Un diario de la ciudad me pide opinar sobre qué ocurrirá en nuestro sistema de educación superior cuando más adelante se haga sentir la disminución del grupo en edad típica de cursar estudios terciarios.
El grupo de edad de 20 a 24 años continuará expandiéndose hasta el año 2015, momento en que alcanzará una cifra de alrededor de 1,5 millón, o sea, el 8% de la población total según las proyecciones del INE. A partir de ese momento empezará a disminuir y durante la década 2015 a 2025 perderá unas 250 mil personas en términos absolutos, pasando a representar solamente el 6% de la población. Esta última cifra se mantendrá luego --en alrededor de 1 millón 250 mil-- hasta el año 2045.
Lo primero que cabe observar, entonces, es que mientras los niños y adolescentes en edad escolar (entre 4 y 19 años) están disminuyendo ya desde el año 2005, y de representar el 26% de la población el primero de estos años pasarán a representar el 21% en 2015 y llegarán al 17% en 2045, en cambio los jóvenes en la edad típica de cursar estudios superiores (20 a 24 años) por el momento crecen y con posterioridad a 2015 empezarán disminuirán significativamente.
Lo anterior no debiera constituir una amenaza para las instituciones de educación superior sin embargo.

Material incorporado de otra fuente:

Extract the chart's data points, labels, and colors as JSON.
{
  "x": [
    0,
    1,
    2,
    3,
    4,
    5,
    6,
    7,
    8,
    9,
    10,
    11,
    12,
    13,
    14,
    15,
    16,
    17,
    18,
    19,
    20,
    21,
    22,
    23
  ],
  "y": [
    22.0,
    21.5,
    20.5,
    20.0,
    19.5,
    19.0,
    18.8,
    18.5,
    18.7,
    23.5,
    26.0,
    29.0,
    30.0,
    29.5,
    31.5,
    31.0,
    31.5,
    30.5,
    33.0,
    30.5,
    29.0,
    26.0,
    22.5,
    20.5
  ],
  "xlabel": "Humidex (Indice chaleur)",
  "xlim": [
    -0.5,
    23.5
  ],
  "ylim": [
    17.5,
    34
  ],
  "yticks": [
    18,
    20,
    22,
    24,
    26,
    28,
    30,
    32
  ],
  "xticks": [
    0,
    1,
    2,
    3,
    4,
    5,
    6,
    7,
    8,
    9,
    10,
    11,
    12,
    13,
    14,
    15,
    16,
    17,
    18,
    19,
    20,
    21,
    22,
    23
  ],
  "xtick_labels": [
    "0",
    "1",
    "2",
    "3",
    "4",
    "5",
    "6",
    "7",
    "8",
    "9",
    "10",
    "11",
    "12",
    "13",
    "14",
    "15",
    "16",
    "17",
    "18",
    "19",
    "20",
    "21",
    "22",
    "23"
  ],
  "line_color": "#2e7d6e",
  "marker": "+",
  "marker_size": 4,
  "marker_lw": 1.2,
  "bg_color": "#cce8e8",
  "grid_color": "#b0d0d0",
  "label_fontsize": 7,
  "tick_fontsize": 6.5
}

En efecto, a mediano y largo plazo la población que demandará educación superior provendrá crecientemente de los grupos de edad mayores de 25 años, que en Chile representaban el 58% de la población en 2005 y continuarán creciendo hasta alcanzar 63% en 2015, 68% en 2025 y 71% en 2045. A medida que la población envejece, y que se incrementa la velocidad con que cambian los conocimientos y la información y el mercado laboral se vuelve más inestable, las personas adultas (25 años y más) requieren seguir aprendiendo a lo largo de la vida. Así lo muestra la experiencia de los países desarrollados.
Varias universidades, entre ellas la UDP, se preparan desde ya para hacer frente a estos cambios demográficos y poder absorber las nuevas demandas que ellos generarán. Por ejemplo, revisan sus mallas curriculares y la duración de las carreras; crean jornadas de estudio más flexibles para personas que trabajan; amplían y diversifican su oferta de programas de posgrado y postitulación; desarrollan esquemas de créditos de aprendizaje transferibles para aumentar las posibilidades de que personas maduras puedan trazar sus propios itinerarios formativos; inventan nuevas maneras de certificar competencias y perfeccionarlas; exploran modalidades de enseñanza basadas en la red que se multiplicarán durante las próximas décadas, etc.
En suma, las universidades dejan de concebirse nada más que como una educación terciaria (a continuación de la secundaria y la primaria) y se convierten en instituciones multi-edades, con creciente foco en las necesidades de las personas mayores de 25 años.